Para além de outros objectivos,
como sejam a revitalização do património material e imaterial tendo também um
olhar humanista e místico, pretendeu-se assinalar os cinquenta anos da
proclamação de São Bento Padroeiro da Europa, concretizada pelo Papa Paulo VI
em 24 de Outubro de 1964.
“É com toda a razão que São Bento
é louvado como missionário da Paz, formador da unidade, mestre da cultura e,
principalmente grande promotor da vida cristã e organizador da vida monástica
ocidental.
Com a cruz, as letras e o arado
por si mesmo e pela acção dos seus filhos atraiu à civilização cristã muitos
povos. (…)”
São Bernardo de Claraval,
carismático monge, alma da Europa cristã do século XII, conselheiro de papas,
reis e senhores, foi um dos impulsionadores da devoção mariana.
A influência da Abadia de São
Bernardo de Claraval é fulcral na expansão de nova ordem cisterciense.
VISITA DO ABASE DE
CLARAVAL
O Mosteiro de Santa Maria de
Fiães e o de Santa Maria do Ermelo receberam as visitas canónicas de D. Edme de
Saulieu, abade de Claraval, que se fazia acompanhar pelo secretário Fr. Claude
de Bronzeval, acontecimentos que ocorreram entre 20 e 27 de Janeiro de 1533.

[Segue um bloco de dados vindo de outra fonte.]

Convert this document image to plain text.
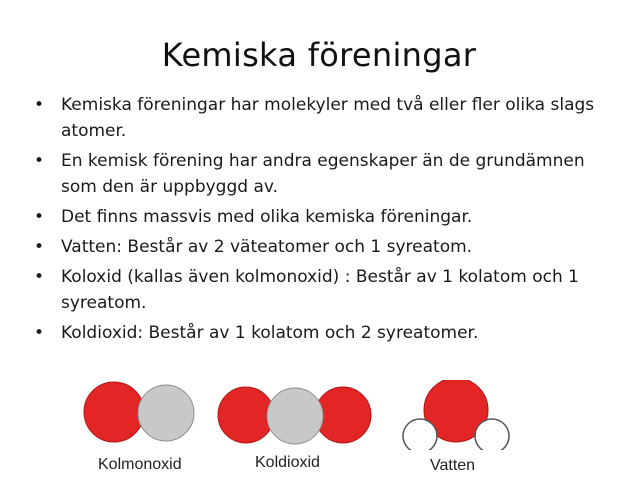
Kemiska föreningar
• Kemiska föreningar har molekyler med två eller fler olika slags atomer.
• En kemisk förening har andra egenskaper än de grundämnen som den är uppbyggd av.
• Det finns massvis med olika kemiska föreningar.
• Vatten: Består av 2 väteatomer och 1 syreatom.
• Koloxid (kallas även kolmonoxid) : Består av 1 kolatom och 1 syreatom.
• Koldioxid: Består av 1 kolatom och 2 syreatomer.
Kolmonoxid	Koldioxid	Vatten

“Devido a ser inverno e a temer
falta de segurança no percurso directo de Ermelo a Fiães a comitiva que tinha
vindo de Ponte da Barca a Ermelo voltou pelo Vale e Arcos de Valdevez, seguindo
por Choças, Extremo, Barbeita, Melgaço e Fiães.
A ligação directa entre ambos os
mosteiros menos temerosa para quem estava habituado aos caminhos da serra, era
de Ermelo por Soajo a Adrão e Miradouro e dali em alternativa pela Peneda ou
pelo Cando, Branda da Aveleira a Lamas de Mouro” (Bernardo Pintor, 1981).
Prosseguindo por Alcobaça e
Adadela para encontrar o mosteiro de Fiães.
O relato da visita do Abade de
Claraval foi redigido em latim e D. Maur Cocheril traduziu-o para francês na
obra bilingue “Peregrinatio hispanica” (1970).
Aliás, é de referir a grande obra
de M. Cocheril referente aos cistercienses em território português, sendo de
destacar a edição “Routier des Abbadyes Cisterciennes du Portugal” (Paris,
1978).
Os monges cistercienses
cingiam-se a uma rígida clausura, pelo que o mosteiro tinha de ser
auto-suficiente.
“Assim, a escolha do local era
fundamental. O modelo de implantação do cenóbio exigia um lençol de água
próximo e consequentemente um solo circundante fértil.”
Um dístico anónimo regista que “São
Bernardo amava os vales, São Bento os montes, São Francisco as aldeias e Santo
Inácio as grandes cidades. Assim se traduz de forma paradigmática a preferência
dada pelos cistercienses às zonas baixas dos vales irrigados.” (Teixeira, 1999)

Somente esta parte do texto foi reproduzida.